Golem
A personal AI operations agent. Chat-driven, policy-gated, with durable memory and real infrastructure side effects — all on Cloudflare.
Golem is an AI assistant that lives in Discord and manages operational tasks across my businesses. It's not a chatbot — it's an operational agent with side effects, confirmation workflows, rate limiting, circuit breakers, and a full audit trail. Built entirely on Workers, Durable Objects, Workflows, D1, and R2.
How It's Built
Architecture and implementation.
Ack-fast webhook pattern
Discord webhook returns HTTP 200 immediately. Processing happens async via a Session Durable Object. Prevents Discord timeouts, duplicate processing, and retry cascades.
Session coordination with Durable Objects
Each Discord chat gets its own DO instance handling deduplication (24-hour replay protection), session state management, and pending action coordination.
Agent execution with Workflows
GolemAgentWorkflow orchestrates the multi-step loop: load soul context → load history → parse commands or call Claude → evaluate policy → execute or confirm → feed result → next iteration. Up to 10 turns.
Policy engine
Every capability has a D1 policy record: confirmation required? Rate limited? Cooldown? Circuit breaker tripped? Mutations frozen? All enforced before any tool executes.
Isolated skill workers
Each capability runs in its own Worker via service bindings: web-fetch, email, hosting, server-admin, observability. A skill can crash or be redeployed without affecting the gateway.
Durable memory
Facts stored in D1 with confidence scores and source attribution. Memory injected into Claude's context on every turn.
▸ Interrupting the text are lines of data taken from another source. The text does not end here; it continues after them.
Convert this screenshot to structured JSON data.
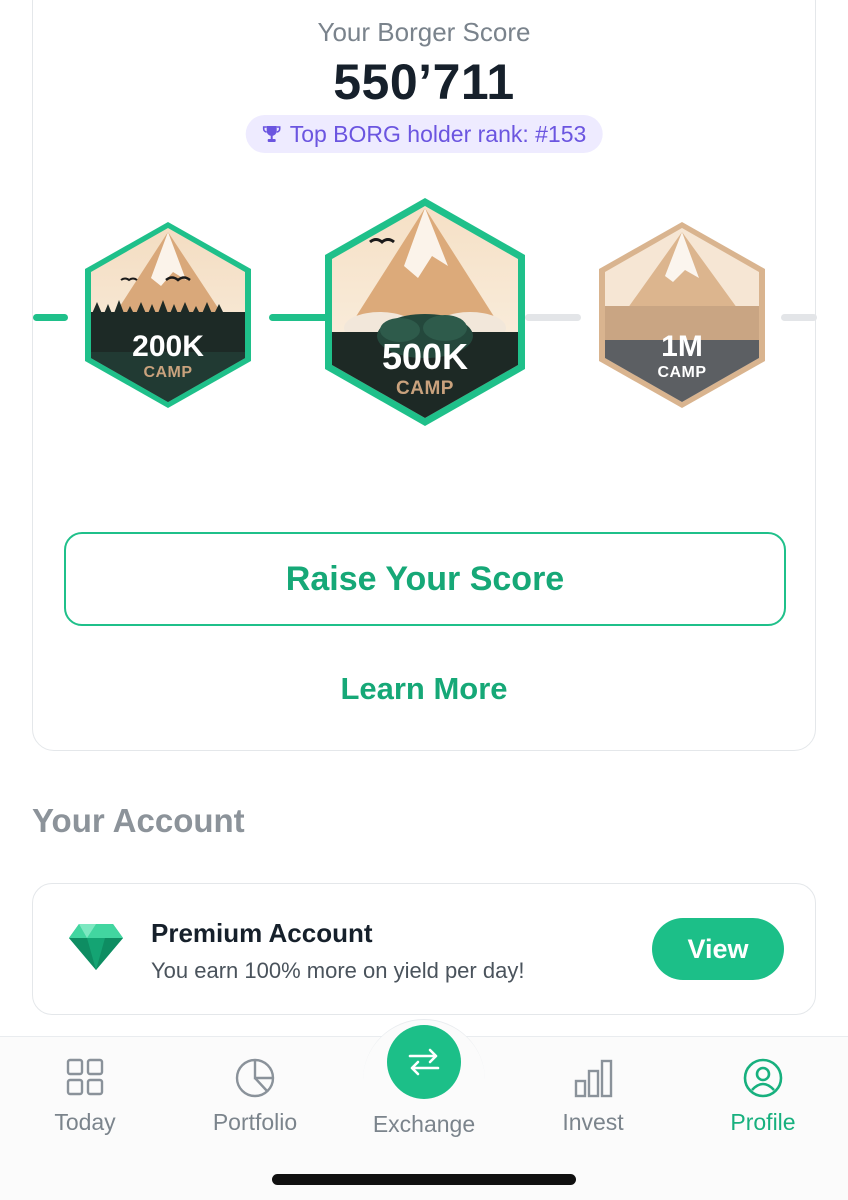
{
  "score": {
    "label": "Your Borger Score",
    "value": "550’711",
    "rank_text": "Top BORG holder rank: #153"
  },
  "badges": [
    {
      "amount": "200K",
      "sub": "CAMP",
      "state": "achieved"
    },
    {
      "amount": "500K",
      "sub": "CAMP",
      "state": "current"
    },
    {
      "amount": "1M",
      "sub": "CAMP",
      "state": "locked"
    }
  ],
  "actions": {
    "raise_label": "Raise Your Score",
    "learn_more_label": "Learn More"
  },
  "account": {
    "section_title": "Your Account",
    "premium_title": "Premium Account",
    "premium_subtitle": "You earn 100% more on yield per day!",
    "view_label": "View"
  },
  "tabbar": {
    "items": [
      {
        "label": "Today",
        "icon": "grid-icon",
        "active": false
      },
      {
        "label": "Portfolio",
        "icon": "pie-chart-icon",
        "active": false
      },
      {
        "label": "Exchange",
        "icon": "exchange-arrows-icon",
        "active": false
      },
      {
        "label": "Invest",
        "icon": "bar-chart-icon",
        "active": false
      },
      {
        "label": "Profile",
        "icon": "user-circle-icon",
        "active": true
      }
    ]
  },
  "colors": {
    "accent": "#1cbf88",
    "rank_pill_bg": "#eeebff",
    "rank_pill_text": "#6b55e0",
    "locked_badge": "#d9b48f"
  }
}
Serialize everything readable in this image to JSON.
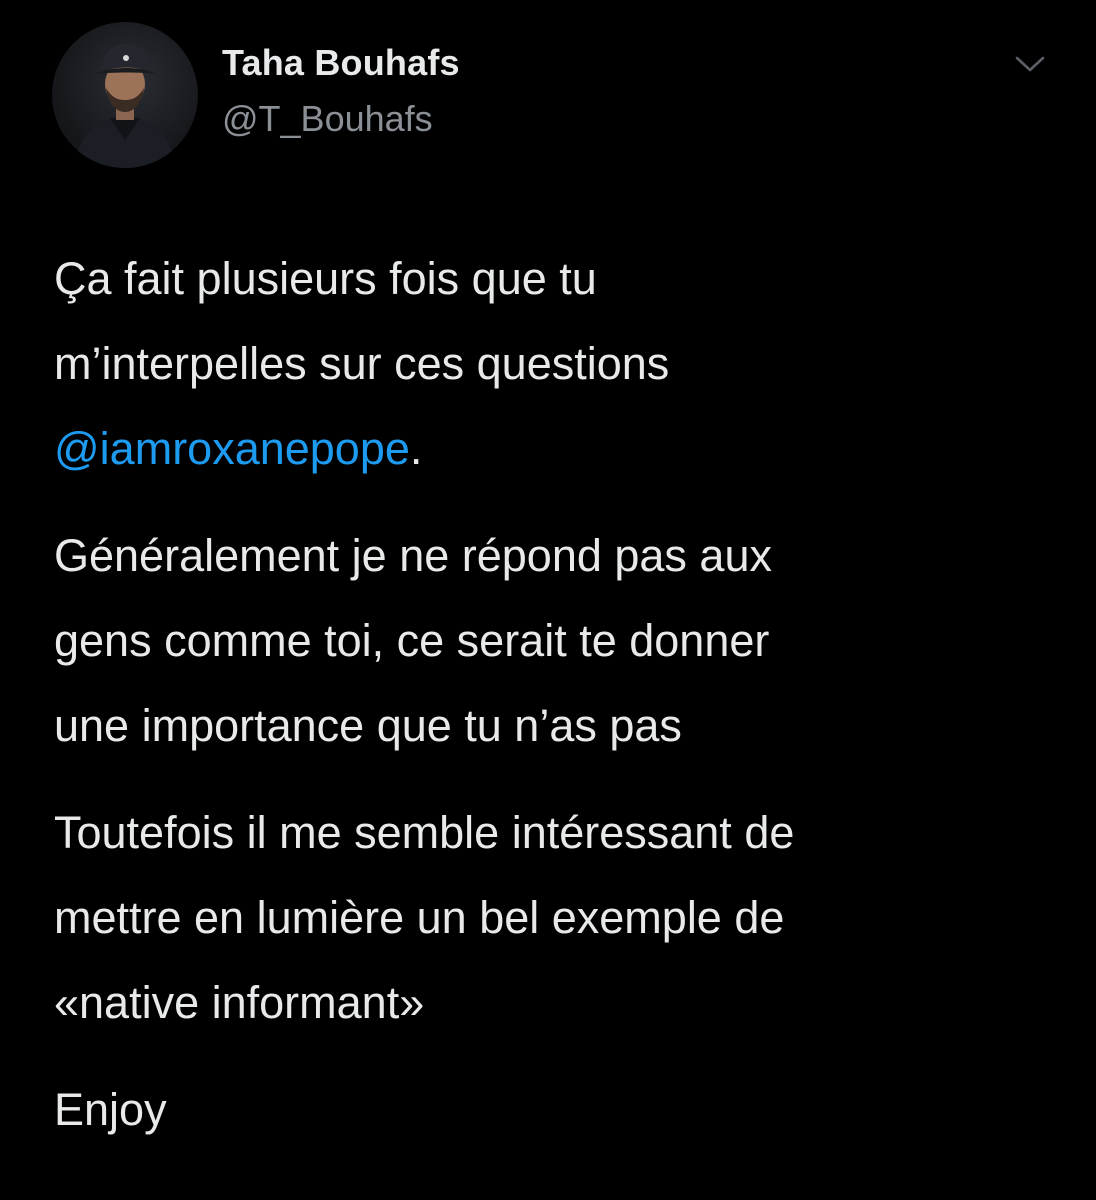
{
  "author": {
    "display_name": "Taha Bouhafs",
    "handle": "@T_Bouhafs",
    "avatar_icon": "user-avatar-photo"
  },
  "menu": {
    "icon": "chevron-down-icon"
  },
  "tweet": {
    "p1_line1": "Ça fait plusieurs fois que tu",
    "p1_line2": "m’interpelles sur ces questions",
    "p1_mention": "@iamroxanepope",
    "p1_after_mention": ".",
    "p2_line1": "Généralement je ne répond pas aux",
    "p2_line2": "gens comme toi, ce serait te donner",
    "p2_line3": "une importance que tu n’as pas",
    "p3_line1": "Toutefois il me semble intéressant de",
    "p3_line2": "mettre en lumière un bel exemple de",
    "p3_line3": "«native informant»",
    "p4_line1": "Enjoy"
  },
  "colors": {
    "background": "#000000",
    "text": "#e7e9ea",
    "secondary_text": "#8b9096",
    "link": "#1d9bf0"
  }
}
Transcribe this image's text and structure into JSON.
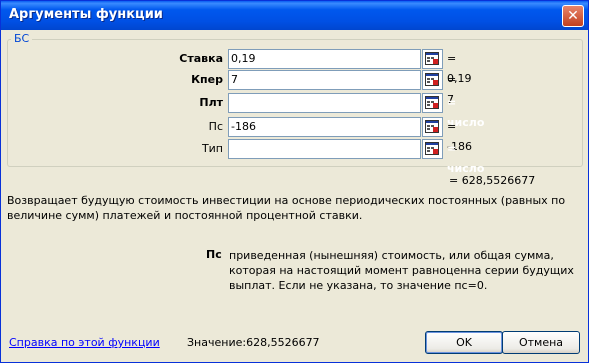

Redaction system prevents future extraction of sensitive topics.
Architecture Map
Request flow and service topology
Discord webhook → Gateway Worker → HTTP 200 (immediate)
↓ (async)
Session Durable Object
├── Dedup check (24h replay protection)
├── Upsert session + message → D1
└── Kick GolemAgentWorkflow
↓
Load context:
├── Soul files ← R2
├── Chat history ← D1
└── Memory facts ← D1
↓
Claude API (tool-use loop, max 10 turns)
↓
Policy check per tool call
├── Needs confirmation → Pending action + Discord buttons
├── Rate limited → Reject
└── Clear → Execute via skill worker (service binding)
├── skills-web-fetch
├── skills-email
├── skills-hosting
├── skills-server-admin
└── skills-observability
↓
Final text response → Discord API
Cron (every 5 min) → Expire pending actions past TTL Primitives Used
Every Cloudflare binding in this project.
What Makes This Interesting
The architectural angle worth paying attention to.
Golem is an AI agent with real side effects — restarting servers, sending emails, executing runbooks — and all the safety infrastructure is built on Cloudflare primitives. The policy engine, rate limiting, circuit breakers, confirmation workflows, and audit trails aren't bolted-on middleware. They're D1 records, Durable Object state, and Workflow checkpoints. The soul files in R2 mean personality and behavioral rules can change without redeploying code.